Horror oglądałam kilkanaście lat temu z lektorem , niestety byłam zbyt młoda i nie rozumiałam o co chodziło z Rodziną i ogólnie z farmą . Teraz obejrzałam film na youtube bez lektora ale nie znam na tyle dobrze angielskiego by zrozumieć , z tego co wiem to Ta Babcia stworzyła siedem noży niszczących te demony jednak pięć z nic zaginęło .
mam ten film z lektorem,wiec z tego co mowili wiele lat temu kaznodzieja andrus zaczal glosic o falszywym Bogu-byl wyznawca szatana,pozniej zniknely dwie male dziewczynki,znaleziono je w domu andrusa,Andrus i jego wyznawcy zostali spaleni w jego domu,nie wyjasniona byla moc stodoły,ktora prawdopodobnie byla przejściem miedzy pieklem a swiatem
To Te trzy Dziewczynki co zabrały Tą Bobby ?
A co mają do tego Dziadek i Babcia Corry'ego ?
te dziewczynki byly prawdopodobnie z piekla(tylko raz pokazane) o dziadku coriego nic nie wiadomo,wiadomo o ojcu,ze pojechal na farme sprawdzic co sie stalo i nigdy nie wrocil do domu,a babcia coriego byla czarownicam dobra i bronila sie przed demonami za pomaca zaklec,jednak nie zdazyla ich pokonac jak pokazala poczatkowa scena filmu i cory musial przyjechac i pokonac
Rozumiem , dziękuję za pomoc :)
Ale wydaje Mi się że Te Dziewczynki co zaginęły to Te same co zabrały Bobby .
te dziewczynki nie zaginely,zaginela dziewczyna mala linda,ktora stala grzebiac patykiem po czaszce,ale to nie byla ona,te dziewczynki pojawily sie znikac,zatem mogly tylko z piekla byc(co bylo widac po ich sile)
ta baba i ten facet nie szukali jej tylko matka malej lindy byla jej szukac i tamci jedynie przekazywali to przyjezdnym,czy ktos ja widzial
Szkoda że ten film można obejrzeć tylko bez Lektora w internecie , tak to bym nie musiała pytać .
ja mam go z super lektorem,zaplacilem kiedys duzo pieniedzy kolekcjonerowi prywatnemu za to,ledwo co sie zgodzil
Jak byłam mała to miałam kasetę video z tym filmem , pamiętam że Rodzice zabronili Mi to oglądać a wiadomo że zakazany owoc najlepiej smakuje ;)

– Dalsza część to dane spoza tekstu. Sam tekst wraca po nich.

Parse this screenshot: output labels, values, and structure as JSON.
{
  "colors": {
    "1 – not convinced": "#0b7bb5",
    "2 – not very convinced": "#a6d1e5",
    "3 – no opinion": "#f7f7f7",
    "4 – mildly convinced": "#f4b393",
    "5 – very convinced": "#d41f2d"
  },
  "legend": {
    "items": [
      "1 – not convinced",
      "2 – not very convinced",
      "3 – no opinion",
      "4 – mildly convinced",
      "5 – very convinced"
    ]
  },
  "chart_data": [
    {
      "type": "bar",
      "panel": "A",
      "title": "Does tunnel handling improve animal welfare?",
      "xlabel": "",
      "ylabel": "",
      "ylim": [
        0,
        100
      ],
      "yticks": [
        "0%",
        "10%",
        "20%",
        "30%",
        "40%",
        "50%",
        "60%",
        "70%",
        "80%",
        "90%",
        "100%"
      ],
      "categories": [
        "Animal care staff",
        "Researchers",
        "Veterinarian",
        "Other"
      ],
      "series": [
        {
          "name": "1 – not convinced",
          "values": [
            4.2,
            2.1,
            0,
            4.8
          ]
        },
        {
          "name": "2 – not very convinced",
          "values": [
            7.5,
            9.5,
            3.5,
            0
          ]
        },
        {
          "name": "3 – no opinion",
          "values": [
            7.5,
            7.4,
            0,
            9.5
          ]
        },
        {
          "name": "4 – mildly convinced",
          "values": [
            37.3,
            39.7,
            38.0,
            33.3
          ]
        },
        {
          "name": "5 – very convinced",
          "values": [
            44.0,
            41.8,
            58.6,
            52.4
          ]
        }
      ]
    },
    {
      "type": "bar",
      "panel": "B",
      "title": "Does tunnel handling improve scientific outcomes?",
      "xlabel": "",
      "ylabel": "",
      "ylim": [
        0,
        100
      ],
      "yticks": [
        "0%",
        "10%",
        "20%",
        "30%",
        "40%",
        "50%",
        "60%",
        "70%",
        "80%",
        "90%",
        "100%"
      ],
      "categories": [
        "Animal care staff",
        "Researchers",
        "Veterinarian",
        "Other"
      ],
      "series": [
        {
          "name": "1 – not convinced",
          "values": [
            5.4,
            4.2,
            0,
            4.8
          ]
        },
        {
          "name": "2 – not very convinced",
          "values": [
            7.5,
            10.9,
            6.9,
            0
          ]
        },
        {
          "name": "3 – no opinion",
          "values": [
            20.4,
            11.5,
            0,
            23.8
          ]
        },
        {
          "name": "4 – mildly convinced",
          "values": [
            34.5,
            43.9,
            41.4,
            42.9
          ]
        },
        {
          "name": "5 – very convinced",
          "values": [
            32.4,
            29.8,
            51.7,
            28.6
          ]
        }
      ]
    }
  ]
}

a co do Bonnie...gdyby stała spokojnie(w scenie z dziewczynkami) to by jej się nic nie stało...a tak? wyszło jak wyszło....
ciekawość to pierwszy stopień do piekła...-tutaj jak najbardziej trafne stwierdzenie.....

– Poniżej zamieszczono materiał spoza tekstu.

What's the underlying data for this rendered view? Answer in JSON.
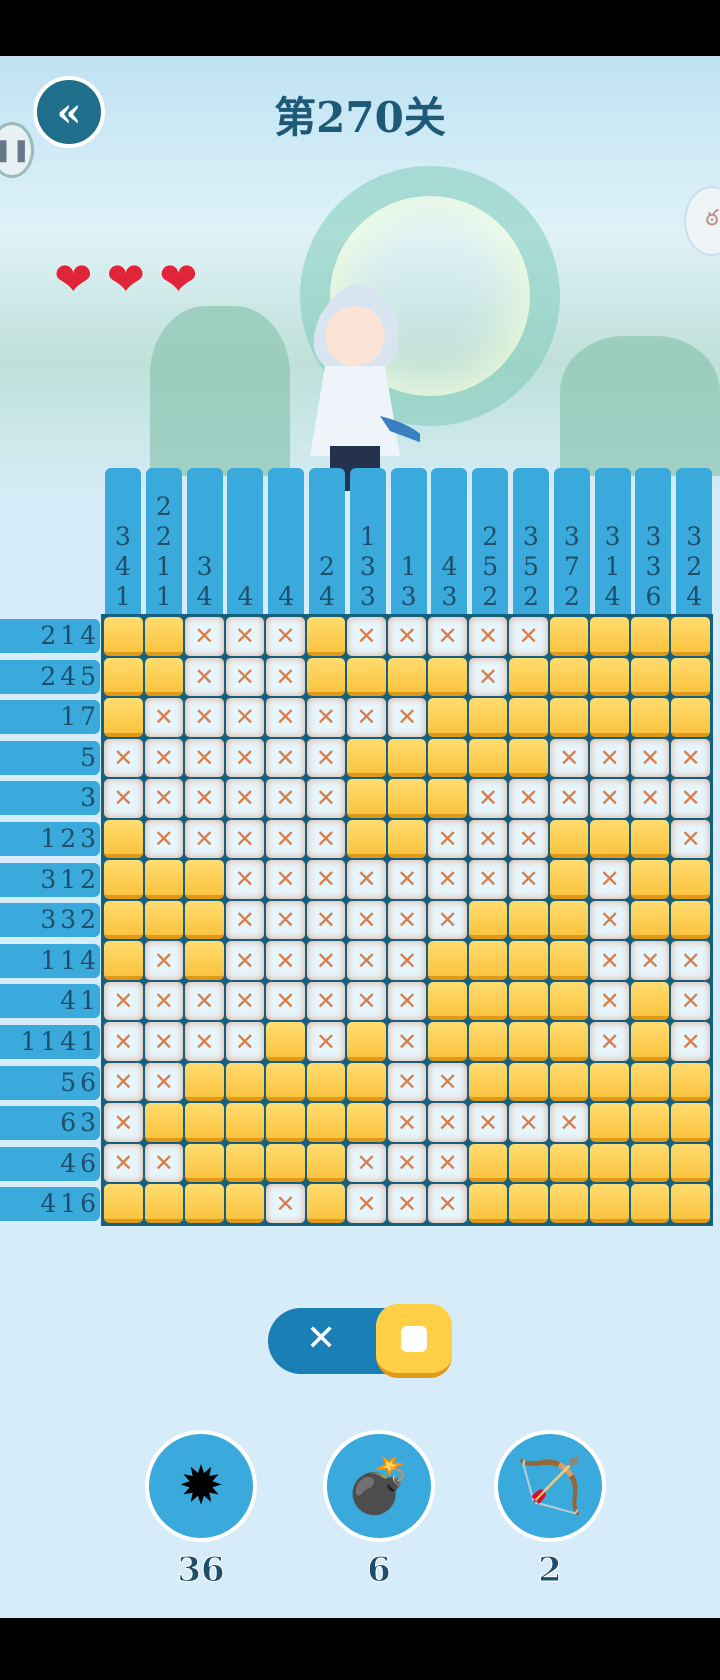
{
  "header": {
    "title": "第270关",
    "back_icon": "chevron-left-icon"
  },
  "lives": {
    "hearts": 3,
    "max": 3
  },
  "puzzle": {
    "col_clues": [
      [
        "3",
        "4",
        "1"
      ],
      [
        "2",
        "2",
        "1",
        "1"
      ],
      [
        "3",
        "4"
      ],
      [
        "4"
      ],
      [
        "4"
      ],
      [
        "2",
        "4"
      ],
      [
        "1",
        "3",
        "3"
      ],
      [
        "1",
        "3"
      ],
      [
        "4",
        "3"
      ],
      [
        "2",
        "5",
        "2"
      ],
      [
        "3",
        "5",
        "2"
      ],
      [
        "3",
        "7",
        "2"
      ],
      [
        "3",
        "1",
        "4"
      ],
      [
        "3",
        "3",
        "6"
      ],
      [
        "3",
        "2",
        "4"
      ]
    ],
    "row_clues": [
      "2 1 4",
      "2 4 5",
      "1 7",
      "5",
      "3",
      "1 2 3",
      "3 1 2",
      "3 3 2",
      "1 1 4",
      "4 1",
      "1 1 4 1",
      "5 6",
      "6 3",
      "4 6",
      "4 1 6"
    ],
    "grid": [
      "FFXXXFXXXXXFFFF",
      "FFXXXFFFFXFFFFF",
      "FXXXXXXXFFFFFFF",
      "XXXXXXFFFFFXXXX",
      "XXXXXXFFFXXXXXX",
      "FXXXXXFFXXXFFFX",
      "FFFXXXXXXXXFXFF",
      "FFFXXXXXXFFFXFF",
      "FXFXXXXXFFFFXXX",
      "XXXXXXXXFFFFXFX",
      "XXXXFXFXFFFFXFX",
      "XXFFFFFXXFFFFFF",
      "XFFFFFFXXXXXFFF",
      "XXFFFFXXXFFFFFF",
      "FFFFXFXXXFFFFFF"
    ],
    "cross_mark": "✕"
  },
  "mode_toggle": {
    "selected": "fill",
    "cross_label": "✕"
  },
  "powerups": [
    {
      "name": "spiked-flail",
      "count": "36"
    },
    {
      "name": "cannon",
      "count": "6"
    },
    {
      "name": "crossbow",
      "count": "2"
    }
  ],
  "colors": {
    "filled": "#fbc440",
    "clue_bg": "#3aa9db",
    "grid_border": "#15607e",
    "cross": "#d97e4a"
  }
}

To tak jak w przypadku Tych dwóch co wyszli w nocy z tego domu gdy pojawił im się demon we wcieleniu gołej Babki .
Ale po co wyleźli skoro wiedzieli że Ta Baba to demon ? i że będzie tam cała plaga tych pokrak ?

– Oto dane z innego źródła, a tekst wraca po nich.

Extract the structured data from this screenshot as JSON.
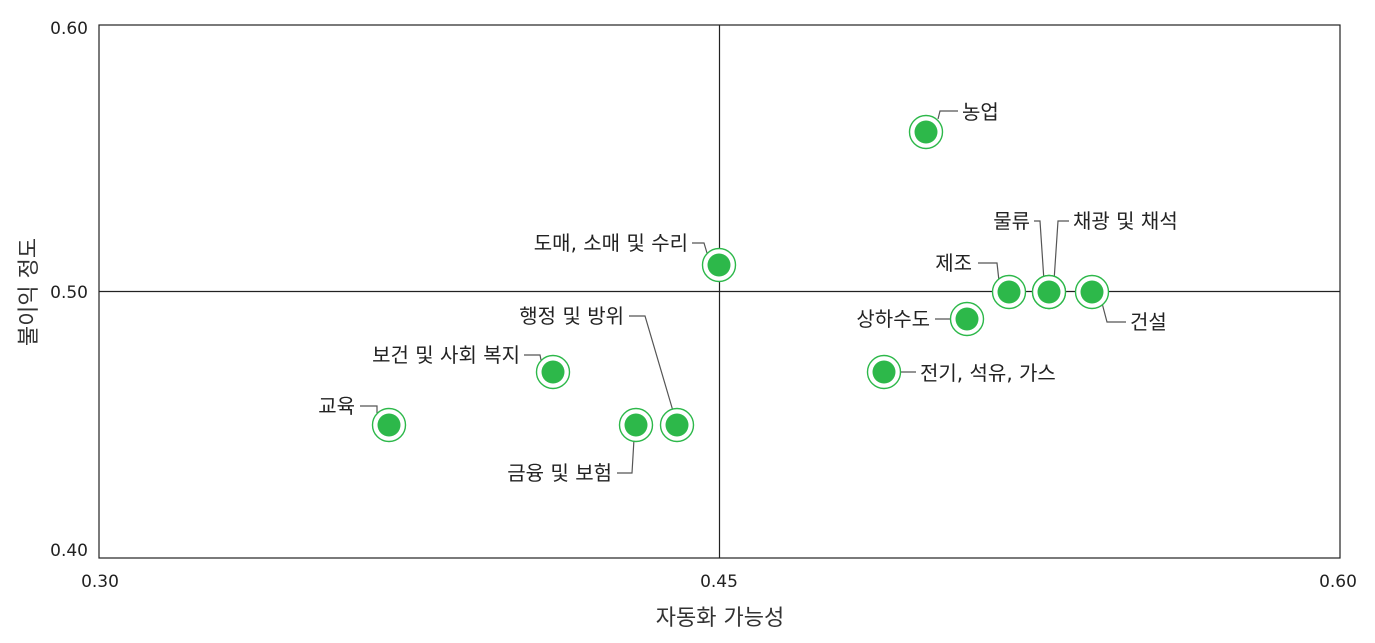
{
  "chart_data": {
    "type": "scatter",
    "xlabel": "자동화 가능성",
    "ylabel": "불이익 정도",
    "xlim": [
      0.3,
      0.6
    ],
    "ylim": [
      0.4,
      0.6
    ],
    "x_ticks": [
      "0.30",
      "0.45",
      "0.60"
    ],
    "y_ticks": [
      "0.40",
      "0.50",
      "0.60"
    ],
    "quadrant_lines": {
      "x": 0.45,
      "y": 0.5
    },
    "grid": false,
    "legend": "none",
    "marker_color": "#2db84a",
    "points": [
      {
        "label": "농업",
        "x": 0.5,
        "y": 0.56
      },
      {
        "label": "도매, 소매 및 수리",
        "x": 0.45,
        "y": 0.51
      },
      {
        "label": "제조",
        "x": 0.52,
        "y": 0.5
      },
      {
        "label": "물류",
        "x": 0.53,
        "y": 0.5
      },
      {
        "label": "채광 및 채석",
        "x": 0.53,
        "y": 0.5
      },
      {
        "label": "건설",
        "x": 0.54,
        "y": 0.5
      },
      {
        "label": "상하수도",
        "x": 0.51,
        "y": 0.49
      },
      {
        "label": "전기, 석유, 가스",
        "x": 0.49,
        "y": 0.47
      },
      {
        "label": "행정 및 방위",
        "x": 0.44,
        "y": 0.45
      },
      {
        "label": "보건 및 사회 복지",
        "x": 0.41,
        "y": 0.47
      },
      {
        "label": "교육",
        "x": 0.37,
        "y": 0.45
      },
      {
        "label": "금융 및 보험",
        "x": 0.43,
        "y": 0.45
      }
    ]
  }
}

Z demonami ? , to nie logiczne porywając się z motyką na słońce i skończyli jak skończyli . Niestety od Niektórych w tym filmie wieje głupotą .
Tak jak tamci co chcieli sami odejść wiedząc że mgła Ich może przenieść a jakby zostali to by nie narazili się tak bardzo .
mysleli,ze sobie poradza,tym bardziej,ze Chuck znal karate,szkoda tylko,ze nie powstala 2 czesc wiatru,jak ten ostatni demon poszedl do miasta np(ktorego zapomnieli zabic)
Ze swoim karate mógł się zmierzyć z drugim Człowiekiem a nie demonem .
Niestety w tym filmie coś takiego jak LOGIKA nie istnieje , no Corry i Jego Dziewczyna myśleli w miarę logicznie .
Niestety nie znam imion Tych Ludzi więc napiszę po swetrach , spodniach i fryzurach ;)
1) Ta w różowym swetrze już po zobaczeniu tego napisu powinna skumać że coś tu jest nie tak i powiedzieć o tym reszcie grupy od razu a nie czytać na głos ( Ja na Jej miejscu już dawno bym spinkoliła z tej chaty ) już sama treść zdradzała że Rodzina Corry'ego miała nierówno pod sufitem .
Ale ok , przeczytała ...dobra dupcia tam ..., jak już przeczytała to na motylą nogę w momencie ukazania się tych trzech pokrak powinna stać w miejscu jak Inni ( jak wspomniała Moniczka ) a nie latać jakby miała rozwolnienie trzeciego stopnia .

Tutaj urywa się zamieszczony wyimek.